Tori Bowie, silver medalist in the 100 meters in Rio (2016) and the fastest woman in the world in 2017, died just three months ago during the delivery of what was to be her first baby. She was found dead on May 2 by welfare officers who came to her Orange County, Florida, home after a few days with no one seeing her. The autopsy cited possible complications suffered by Bowie, including respiratory distress and eclampsia (elevated blood pressure with seizures or coma). The eight-month-old fetus was well developed but failed to survive either.

Before the forensic report was released, some media had speculated on the alleged recklessness of the African-American sprinter and long jumper; in the operation of childbirth “by herself” and in a previous life “erratic and unhealthy”. They were blaming her.

The athlete’s agent, Kimberly Holland, said Bowie, 32, did not trust hospitals: “She wanted to make sure the baby was okay, with her in control.” Holland stressed the falsehood of her insinuations against her client and said she expected an apology once she ruled out that she “had done something to herself.”

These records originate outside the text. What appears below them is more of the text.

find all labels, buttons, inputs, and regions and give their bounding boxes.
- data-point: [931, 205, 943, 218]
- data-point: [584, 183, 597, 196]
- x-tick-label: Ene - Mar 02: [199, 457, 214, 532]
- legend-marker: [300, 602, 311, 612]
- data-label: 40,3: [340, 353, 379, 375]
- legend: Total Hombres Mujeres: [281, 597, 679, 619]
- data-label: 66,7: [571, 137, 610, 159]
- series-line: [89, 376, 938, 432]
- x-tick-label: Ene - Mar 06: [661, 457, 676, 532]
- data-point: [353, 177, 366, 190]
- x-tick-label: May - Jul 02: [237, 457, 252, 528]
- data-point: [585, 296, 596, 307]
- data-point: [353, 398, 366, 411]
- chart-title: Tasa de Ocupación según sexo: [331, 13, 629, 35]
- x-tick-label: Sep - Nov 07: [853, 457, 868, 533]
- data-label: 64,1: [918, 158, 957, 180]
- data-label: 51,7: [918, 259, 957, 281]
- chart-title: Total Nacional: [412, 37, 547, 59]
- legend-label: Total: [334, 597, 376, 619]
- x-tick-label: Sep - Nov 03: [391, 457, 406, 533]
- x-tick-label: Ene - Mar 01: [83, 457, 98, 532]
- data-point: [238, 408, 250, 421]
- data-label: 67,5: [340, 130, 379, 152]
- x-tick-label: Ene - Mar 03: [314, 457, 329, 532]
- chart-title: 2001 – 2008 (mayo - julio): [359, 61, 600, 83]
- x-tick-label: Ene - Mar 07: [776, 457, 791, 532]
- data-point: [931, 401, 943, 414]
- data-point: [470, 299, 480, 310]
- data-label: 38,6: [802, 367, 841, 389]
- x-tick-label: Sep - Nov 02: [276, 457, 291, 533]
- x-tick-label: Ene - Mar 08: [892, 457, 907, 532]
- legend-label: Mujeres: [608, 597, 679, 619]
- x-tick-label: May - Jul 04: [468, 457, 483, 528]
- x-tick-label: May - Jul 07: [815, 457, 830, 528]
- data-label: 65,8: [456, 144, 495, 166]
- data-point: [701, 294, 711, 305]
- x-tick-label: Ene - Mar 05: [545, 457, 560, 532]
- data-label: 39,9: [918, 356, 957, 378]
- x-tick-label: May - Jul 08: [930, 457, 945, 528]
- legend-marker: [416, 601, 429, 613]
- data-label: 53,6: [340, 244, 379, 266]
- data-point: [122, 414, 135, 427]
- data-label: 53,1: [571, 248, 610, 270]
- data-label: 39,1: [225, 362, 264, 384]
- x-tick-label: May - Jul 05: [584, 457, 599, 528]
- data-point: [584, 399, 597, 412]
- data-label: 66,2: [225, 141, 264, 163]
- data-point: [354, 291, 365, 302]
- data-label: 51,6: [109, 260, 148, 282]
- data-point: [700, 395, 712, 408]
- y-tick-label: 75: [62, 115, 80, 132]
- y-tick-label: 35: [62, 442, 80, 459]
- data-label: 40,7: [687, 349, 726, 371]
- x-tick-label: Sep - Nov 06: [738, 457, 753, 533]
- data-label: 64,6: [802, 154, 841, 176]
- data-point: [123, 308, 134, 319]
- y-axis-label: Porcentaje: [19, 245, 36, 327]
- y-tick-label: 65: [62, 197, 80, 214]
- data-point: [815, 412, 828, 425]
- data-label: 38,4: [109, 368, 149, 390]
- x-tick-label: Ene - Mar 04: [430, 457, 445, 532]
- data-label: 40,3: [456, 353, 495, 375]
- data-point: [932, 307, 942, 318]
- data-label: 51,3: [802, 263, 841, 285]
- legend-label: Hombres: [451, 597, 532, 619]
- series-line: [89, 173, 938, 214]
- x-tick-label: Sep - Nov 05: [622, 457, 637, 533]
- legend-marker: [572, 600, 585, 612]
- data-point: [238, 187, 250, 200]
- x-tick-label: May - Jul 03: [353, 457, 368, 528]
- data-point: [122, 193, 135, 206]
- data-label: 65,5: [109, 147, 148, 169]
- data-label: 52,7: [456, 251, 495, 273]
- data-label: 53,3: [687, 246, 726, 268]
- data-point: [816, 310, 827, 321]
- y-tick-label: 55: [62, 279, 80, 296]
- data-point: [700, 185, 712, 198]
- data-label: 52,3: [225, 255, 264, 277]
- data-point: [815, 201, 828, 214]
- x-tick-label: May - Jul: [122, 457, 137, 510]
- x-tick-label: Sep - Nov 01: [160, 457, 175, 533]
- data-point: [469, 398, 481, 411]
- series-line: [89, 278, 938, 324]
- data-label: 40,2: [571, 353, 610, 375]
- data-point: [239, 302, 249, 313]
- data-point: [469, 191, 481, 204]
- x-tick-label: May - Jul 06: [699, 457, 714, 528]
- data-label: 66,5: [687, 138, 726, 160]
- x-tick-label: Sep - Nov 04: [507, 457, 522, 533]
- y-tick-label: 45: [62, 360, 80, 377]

The excuses did not come. But some professionals did react to remind the American public of the reality of America’s shocking maternal mortality rates, in fact the highest among advanced nations, as well as the fact that black women here are three times more likely than white women to die of pregnancy-related causes.

We knew that the first superpower is in many ways a country in decline, weighed down by social injustice and large pockets of poverty, by an epidemic of armed violence and serious drug addiction problems; a country in the midst of a crisis of discredit of its institutions and leaders, including a former president and candidate for re-election charged with serious crimes and investigated for an attempted coup.

But could it be said that the richest and most powerful nation on the planet is at the same time an underdeveloped country? If you look at some of the most basic facts about their human development, the answer is a resounding yes.

The US maternal mortality ratio, defined as the number of mothers who died per 100,000 births during pregnancy or in the first year after pregnancy, more than doubled in the 20 years from 1999 to 2019, from 12, 7 (505 deaths) to 32.2 (1,210 deaths), according to the study released Monday by the Journal of the American Association (JAMA), the journal of the American Medical Association.

The negative progression worsened even in 2021, the second year of the pandemic, when maternal mortality in childbirth or the following 42 days reached 32.9 per 100,000 births. Estimates for 2022 point to a return to the less negative but still dire numbers of 2019.

According to the JAMA report, the highest rates by far are among black mothers: 55.4 deaths per 100,000 births in 2019 (26.7 in 1999). And the biggest increases were among American Indians and Alaska Natives, who together went from 14 to 49.2.

“This has to do with health care and access to it in general, but also with structural racism and the policies, procedures and living conditions that can prevent people from living healthy” in certain places and communities, Allison Bryant said. , one of the study authors and medical director of Health Equity at the Mass General Brigham Hospital and Academic Network.

“This is clearly a crisis in the US,” said fellow JAMA report co-author Gregory Roth, director of the cardiovascular health metrics program at the University of Washington.

“We’re going in the wrong direction,” said Elizabeth Cherot, health and medical director for the March of Dimes maternal health NGO. “We are the most dangerous developed country in which to give birth, and the situation is especially worse for Black and Latina women,” Cherot added.

Cardiovascular problems and mental health top the list of direct causes of these deaths, in general. But the bad numbers and the disparities in the US make it necessary to delve into specific structural factors such as poverty, discrimination and worse care for certain communities, in this case those of black women and native communities. Determining the cause of this racial disparity poses “one of the greatest public health challenges” in the United States, says the director of the Harvard Maternal Health task force, Henning Tiemeier.

If the comparison of the superpower with itself is disastrous in this health indicator, its confrontation with the rest of the developed world yields catastrophic results. And it is that the US is the country with the worst maternal mortality rates among all those of its economic level and fourth from the bottom among the 38 in the OECD, only ahead of Colombia, Mexico and Costa Rica.

The situation is not much better in infant mortality, with a national rate of 5.4 deaths in the first year of life for every 1,000 births: the worst rate among the most advantaged countries. In addition, the death rate in children and adolescents aged 0 to 19 grew 20% from 2019 to 2021, the largest increase in 50 years, according to JAMA. The cause: alarming rates of homicide, overdose, traffic accidents and suicide.

It does not seem healthy for such a rich country to neglect the lives of its most precious beings in this way: their mothers and their children. The prognosis is serious.